In Days Gone mission management will be combined with that of the game map: there will be locations to clean up, laboratories to find and free in order to find upgrades and even random missions that will appear as a blue question mark (but you can rest assured, there will be the fast travel). Just the upgrades will serve to improve the vitality, force (useful for shooting and somersaulting) and the concentration (to slow down time while aiming).
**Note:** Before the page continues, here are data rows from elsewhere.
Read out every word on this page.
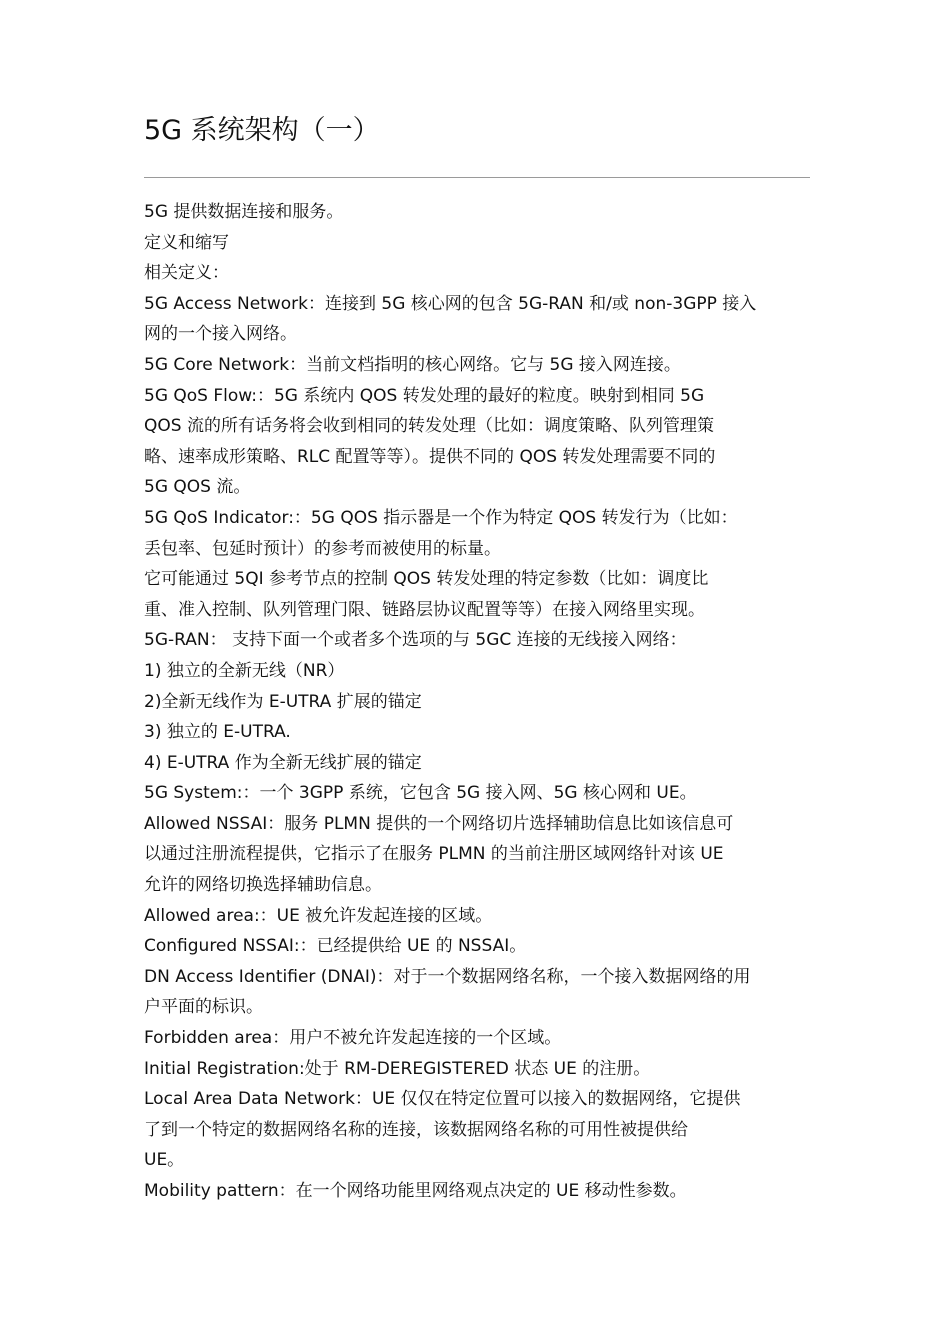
5G 系统架构（一）
5G 提供数据连接和服务。
定义和缩写
相关定义：
5G Access Network：连接到 5G 核心网的包含 5G-RAN 和/或 non-3GPP 接入
网的一个接入网络。
5G Core Network：当前文档指明的核心网络。它与 5G 接入网连接。
5G QoS Flow:：5G 系统内 QOS 转发处理的最好的粒度。映射到相同 5G
QOS 流的所有话务将会收到相同的转发处理（比如：调度策略、队列管理策
略、速率成形策略、RLC 配置等等）。提供不同的 QOS 转发处理需要不同的
5G QOS 流。
5G QoS Indicator:：5G QOS 指示器是一个作为特定 QOS 转发行为（比如：
丢包率、包延时预计）的参考而被使用的标量。
它可能通过 5QI 参考节点的控制 QOS 转发处理的特定参数（比如：调度比
重、准入控制、队列管理门限、链路层协议配置等等）在接入网络里实现。
5G-RAN： 支持下面一个或者多个选项的与 5GC 连接的无线接入网络：
1) 独立的全新无线（NR）
2)全新无线作为 E-UTRA 扩展的锚定
3) 独立的 E-UTRA.
4) E-UTRA 作为全新无线扩展的锚定
5G System:：一个 3GPP 系统，它包含 5G 接入网、5G 核心网和 UE。
Allowed NSSAI：服务 PLMN 提供的一个网络切片选择辅助信息比如该信息可
以通过注册流程提供，它指示了在服务 PLMN 的当前注册区域网络针对该 UE
允许的网络切换选择辅助信息。
Allowed area:：UE 被允许发起连接的区域。
Configured NSSAI:：已经提供给 UE 的 NSSAI。
DN Access Identifier (DNAI)：对于一个数据网络名称，一个接入数据网络的用
户平面的标识。
Forbidden area：用户不被允许发起连接的一个区域。
Initial Registration:处于 RM-DEREGISTERED 状态 UE 的注册。
Local Area Data Network：UE 仅仅在特定位置可以接入的数据网络，它提供
了到一个特定的数据网络名称的连接，该数据网络名称的可用性被提供给
UE。
Mobility pattern：在一个网络功能里网络观点决定的 UE 移动性参数。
These will be joined by skills, divided into ranged weapons, melee weapons and survival, unlockable by leveling up (accumulating experience).


All the various missions will often fall into shootings: the gunplay of the game is decidedly well structured, abandoning the classic system of covers in favor of a more fluid movement and therefore the possibility of managing these firefights as you see fit.

The atmosphere of the game is one of the most successful things of all Days Gone: the fusion of psychological elements such as the characterizations of the characters and the game dynamics, not too innovative but well oiled, make the title very immersive. This is further accentuated by well-elaborated cutscenes, administered within the game especially between missions, evolving both the protagonist's status quo and his relationship with the various characters.